IRC3 Regulates Mitochondrial Translation in Response to Metabolic Cues in Saccharomyces cerevisiae

Mitochondrial oxidative phosphorylation (OXPHOS) enzymes have a dual genetic origin. Mechanisms regulating the expression of nucleus-encoded OXPHOS subunits in response to metabolic cues (glucose versus glycerol) are well understood, while the regulation of mitochondrially encoded OXPHOS subunits is poorly defined. Here, we show that IRC3, a DEAD/H box helicase gene, previously implicated in mitochondrial DNA maintenance, is central to integrating metabolic cues with mitochondria! translation. Irc3 associates with mitochondrial small ribosomal subunits in cells consistent with its role in regulating translation elongation based on the Arg8(m) reporter system.
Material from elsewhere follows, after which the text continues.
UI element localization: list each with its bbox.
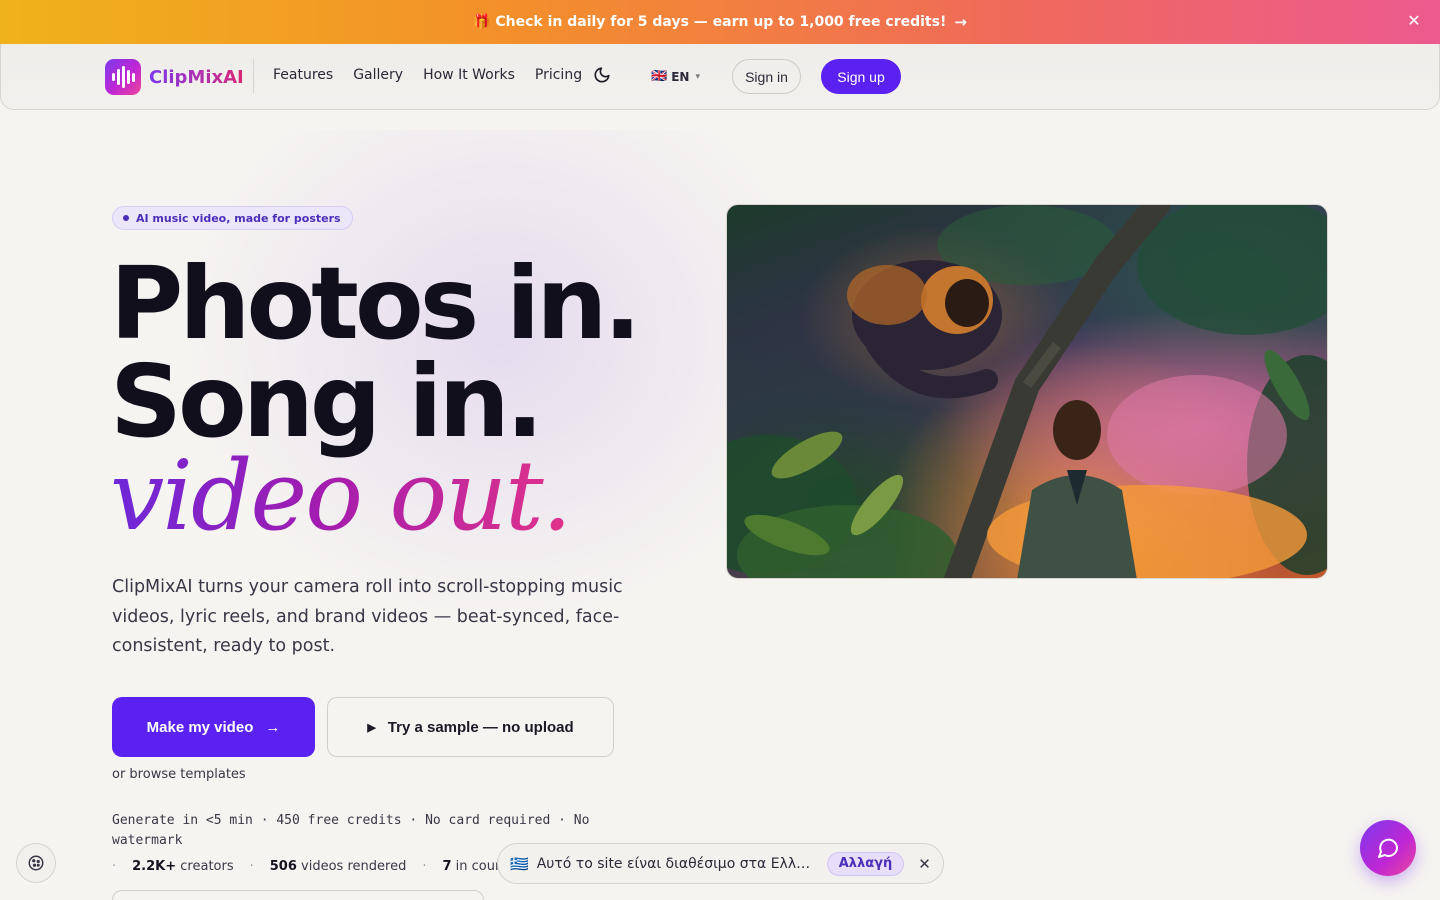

IRC3-deleted cells retained mitochondrial DNA despite a growth defect on glycerol plates. Glucose-grown Delta irc3 rho(+) and irc3 temperature-sensitive cells at 37 degrees C have reduced translation rates from the majority of mRNAs. In contrast, when galactose was the carbon source, a reduction in mitochondrial translation was observed predominantly from Cox1 mRNA in Delta irc3 rho(+) cells but no defect was observed in irc3 temperature-sensitive cells, at 37 degrees C. In support of a model whereby IRC3 responds to metabolic cues to regulate mitochondrial translation, Delta irc3 rho(+) suppressor strains isolated for restoration of growth on glycerol medium restore mitochondrial protein synthesis differentially in the presence of glucose versus glycerol.